For the challenges below try to write proper functions that include a documentation string and comments. 
</div>

A. Write a function that will generate and return a random sequence of "A" "C" "G" or "T"s of length N as a string. Hint, for this use the random package from the standard library.

In [59]:
import random

def rand_dna(x):
    "Return a random DNA sequence of length x"
    dna = []
    for i in range(x):
        dna.append(random.choice("ACGT"))   
    return ''.join(dna)

In [60]:
rand_dna(15)

'AGGTGTCTACAATCA'

B. Write a function to calculate and return the frequency of As, Cs, Ts and Gs in a sequence string from challenge A. 

In [61]:
def which_base(x):
    "Calculate frequency of each nucleotide in DNA sequence"
    dict = {}
    for i in x:
        if i not in dict:
            dict[i] = 1
        else:
            dict[i] += 1
    return(dict)

In [62]:
dna = rand_dna(15)
which_base(dna)

{'G': 2, 'C': 6, 'T': 4, 'A': 3}

C. Write a function to concatenate (join end-to-end) two sequences and return it

In [63]:
def join_dna(seq1, seq2):
    "Join two DNA sequences"
    return seq1 + seq2

In [64]:
dna1 = "ACGTGCTAG"
dna2 = "AGCTCGTGA"

join_dna(dna1, dna2)

'ACGTGCTAGAGCTCGTGA'

D. Write a function to take two sequences of different lengths and return both trimmed down to be the same length. 

In [88]:
def trim_dna(seq1, seq2):
    "Return two DNA sequences of different lengths trimmed down to length of shortest sequence"
    slen = min([len(i) for i in (seq1, seq2)])
    seq1 = seq1[:slen]
    seq2 = seq2[:slen]
    return seq1, seq2

In [89]:
dna3 = "ACTTTTTG"
dna4 = "ACTG"
trim_dna(dna3, dna4)

('ACTT', 'ACTG')

E. Write a function to return the proportion of bases across the shared length between two sequences that are the same. In this function, use the function that you created in `D` above to convert the sequences to be the same length (even if this is not necessarily the most efficient way to complete this task).
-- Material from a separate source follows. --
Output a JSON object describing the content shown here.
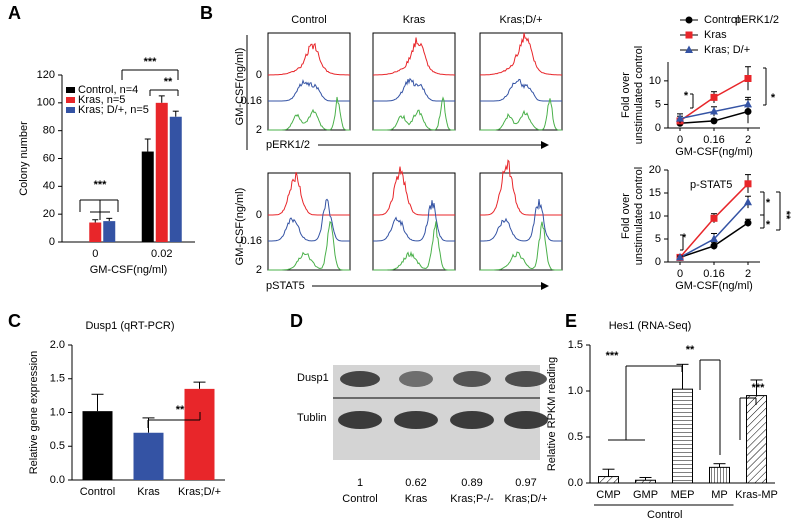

So this function should include within it a call of your previous function.

In [107]:
def same_dna_prop(seq1, seq2):
    "Calculate the proportion of bases that are the same across the shared length of two DNA sequences"
    
    trim1, trim2 = trim_dna(seq1, seq2)
    
    count = 0
    
    # iterate over the index of bases and add to count if diff
    for idx in range(len(trim1)):
        if trim1[idx] == trim2[idx]:
            count += 1
            
    return count/len(trim1)

In [108]:
same_dna_prop(dna3, dna4)

0.75

## Deren's solutions

In [96]:
def random_dna(length):
    "returns a random string of A,C,G,T characters of specified length"
    return "".join(random.choices("ACGT", k=length))

In [97]:
# must be a string, not a list.
random_dna(20)

'TAAGCGCCGGGCCTGAGAAT'

In [98]:
def get_frequency(dnastring):
    """
    Calculates the frequency of each base in a dna string
    and returns as a dictionary (good choice of object)
    """
    freqs = {}
    for char in "ACGT":
        freqs[char] = dnastring.count(char) / len(dnastring)
    return freqs

In [99]:
get_frequency(random_dna(200))

{'A': 0.295, 'C': 0.25, 'G': 0.19, 'T': 0.265}

In [100]:
def concat_seqs(dnastring1, dnastring2):
    """
    concatenates two dna strings.
    """
    return dnastring1 + dnastring2

In [101]:
concat_seqs(random_dna(10), random_dna(15))

'GCCACCGAAATTTGTTAGGGACTAT'

In [102]:
def trim_seqs_equal_len(dnastring1, dnastring2):
    """
    concatenates two dna strings.
    """
    minlen = min(len(i) for i in (dnastring1, dnastring2))
    return dnastring1[:minlen], dnastring2[:minlen]

In [103]:
trim_seqs_equal_len(random_dna(50), random_dna(5))

('TCACG', 'ATCGG')

In [104]:
def get_overlap_freq(seq1, seq2):
    """
    calculates proportion of matching bases over length of overlap
    of two sequences.
    """
    trim1, trim2 = trim_seqs_equal_len(seq1, seq2)
    match = 0
    for i, j in zip(trim1, trim2):
        if i == j:
            match += 1
    return match / len(trim1)

In [105]:
# two random sequences of diff lengths
seq1 = random_dna(100)
seq2 = random_dna(50)

In [106]:
# their overlap freq.
get_overlap_freq(seq1, seq2)

0.34

## Finished
Save this notebook and close it. Commit and push changes to your repo.